Рифмы ещё не было, созвучие витало где-то в осени и в древних петровских стенах, но художник точно знал, что строки, явившиеся ему, обязательно зарифмуются. Она попросила у него сигарету.
В ней что-то было, какой-то подтекст, какой-то подводный танец. И она была похожа на Василеостровскую Марину, похожа именно так, как хотелось бы Дрону. Он почувствовал это сразу. От неё исходил безумный внутренний протест. Она не могла родиться от вокзальной поварих, не могла валяться на панцирной кровати в уксусных повязках. В ней трепетало несмирение и обречённость от невозможности ничего изменить. Эта душа — послеполуденный зной, когда песок, принесённый ветром с далёкого побережья, впивается в кожу и саднит. Потёртая косая куртка из мягкого теленка. Джинсы в максимальную обтяжку. Лёгкие но объёмные башмаки на укреплённой подошве. Она была чуть выше него ростом. И всё, что её ожидало, лежало полутенью на её заострённом лице. Ржавые волосы и синие-синие глаза, бесконечные, как васильковые поля на Валдае.
Только ветер метёт по Литейному пыльные крохи.

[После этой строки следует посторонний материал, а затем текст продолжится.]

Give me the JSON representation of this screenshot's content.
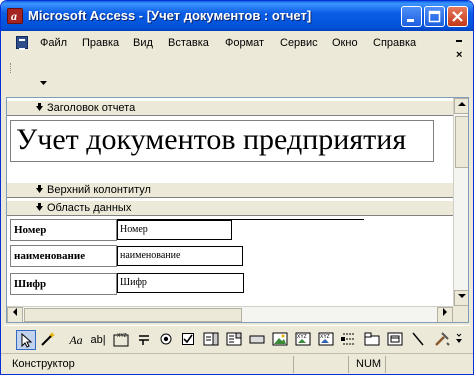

Только бьют в Петропавловский колокол волны Невы.
Только пляшут на старых афишах шуты-скоморохи.
Только молча застыли на тумбах железные львы.
Вместе они брели по Итальянской улице. Почти стемнело. Они шли, словно прогуливаясь, как могли бы идти влюблённые, неспеша, к дверям какого-нибудь уютного кафе. Но обычных влюблённых соединяет лишь мимолётное чувство, короткое влечение, за которым просматриваются ежедневные монотонные ужасы долгой совместной жизни. Нет, их объединяло нечто большее, нечто страшное и манящее, их объединяла обречённость. И шли они не в кафе.
Этот город, откуда Европа сбежала к татарам,
Небеса подпирает костями Казанских колонн.
В нём скитаются боги по полупустым тротуарам,
Отражаясь в алмазных крестах православных икон.
Этот город, как всё на Руси, родился из болота.
Может быть оттого в нём поэты стремятся пропасть…
Там как будто в безбожной крови на церквях позолота,
И как будто дворы разевают бездонную пасть.
Только хочется жить в этой лирике камня и влаги.
Только видеть, как пляшут на старых афишах шуты.